The most optimistic success case for Clojure is probably defined relative to the other Lisp variants. Should Clojure lead the Lisp army (unlikely, BTW, but that's another question) it still would not have much economic effect.

And if it doesn't have much economic effect, then it won't really have a conventional wisdom inside a corporation. Individuals there will like it and dislike it, but as a company, they just won't care one way or another.

Should hell freeze over and then everone starts developing in Clojure, the company probably still wouldn't care, they would just find a way to adapt and live in the new ecosystem. As time went on a story would develop about how it was all their idea to start with.

OTHER TIPS

Why should Sun/Oracle (as a whole), empoyees, or any of the millions of users of said Java libraries or JVM care about Clojure except how Clojure is beneficial (or detrimental) to individual tasks?

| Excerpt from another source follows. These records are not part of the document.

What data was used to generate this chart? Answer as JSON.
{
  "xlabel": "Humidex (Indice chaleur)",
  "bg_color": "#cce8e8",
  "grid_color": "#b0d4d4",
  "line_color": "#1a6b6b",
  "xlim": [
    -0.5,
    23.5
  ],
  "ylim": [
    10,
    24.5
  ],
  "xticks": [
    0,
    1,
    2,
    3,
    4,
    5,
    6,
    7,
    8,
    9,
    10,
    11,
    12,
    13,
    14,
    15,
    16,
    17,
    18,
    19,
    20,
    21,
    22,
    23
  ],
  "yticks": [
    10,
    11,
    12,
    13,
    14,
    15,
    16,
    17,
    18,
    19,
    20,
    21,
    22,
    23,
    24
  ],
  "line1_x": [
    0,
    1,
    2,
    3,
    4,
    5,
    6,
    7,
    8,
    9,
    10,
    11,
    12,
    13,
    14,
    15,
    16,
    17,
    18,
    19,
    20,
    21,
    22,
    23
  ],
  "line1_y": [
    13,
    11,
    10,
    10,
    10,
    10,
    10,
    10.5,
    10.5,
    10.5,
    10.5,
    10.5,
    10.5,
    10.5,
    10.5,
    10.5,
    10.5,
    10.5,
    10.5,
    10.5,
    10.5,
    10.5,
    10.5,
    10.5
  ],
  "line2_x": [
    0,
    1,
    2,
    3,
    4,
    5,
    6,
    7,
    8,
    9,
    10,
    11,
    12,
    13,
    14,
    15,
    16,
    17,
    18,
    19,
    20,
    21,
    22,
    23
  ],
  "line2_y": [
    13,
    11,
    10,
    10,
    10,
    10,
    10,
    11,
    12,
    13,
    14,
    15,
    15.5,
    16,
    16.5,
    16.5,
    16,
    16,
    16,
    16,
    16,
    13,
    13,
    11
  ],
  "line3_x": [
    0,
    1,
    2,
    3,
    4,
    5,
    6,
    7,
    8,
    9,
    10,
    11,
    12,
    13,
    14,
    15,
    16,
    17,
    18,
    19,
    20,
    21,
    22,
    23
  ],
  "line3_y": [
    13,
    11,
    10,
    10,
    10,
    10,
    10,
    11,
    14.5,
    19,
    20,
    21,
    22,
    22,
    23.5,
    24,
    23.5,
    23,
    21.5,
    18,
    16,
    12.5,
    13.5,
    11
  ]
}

The question is, well, silly at best.

Clojure will not replace Java -- it was not even designed to -- and, if anything, simply showcases the adaptability of the JVM (and the layers of hacks used to support dynamic languages in relatively efficient ways). Hopefully the JVM will flourish and improve (and will have better support for "non-Java" programming models).

There is no reason at all why sun might be "not too excited" about alternative JVM languages (and there are lots of languages besides Clojure: Groovy, Scala, JRuby, Jython, even JavaFX which is from Sun itself).

I think all those new languages are important for the JVM, and Sun is actively working on adding support in the JVM for alternative programming languages (see JSR 292, for example).

It's not like as if Sun wants everybody to use the Java programming language only...

Sun is not a single mind. You will find opinions on clojure that are all over the map:
http://www.google.com/search?source=ig&hl=en&rlz=&q=site%3Ablogs.oracle.com+clojure&aq=f&oq=&aqi=


And don't forget, a lot of non-Java languages running atop the JVM can take advantage of those vast libraries, both within the JDK and without. I think Sun generally approves of such reuse.

I don't know of any "official" position of Clojure. You may have seen reports of work on supporting dynamic languages on the JVM and hosting JVM language summits at the Santa Clara campus. The general attitude seems to be, if you want to do some programming, please come and do it on the JVM.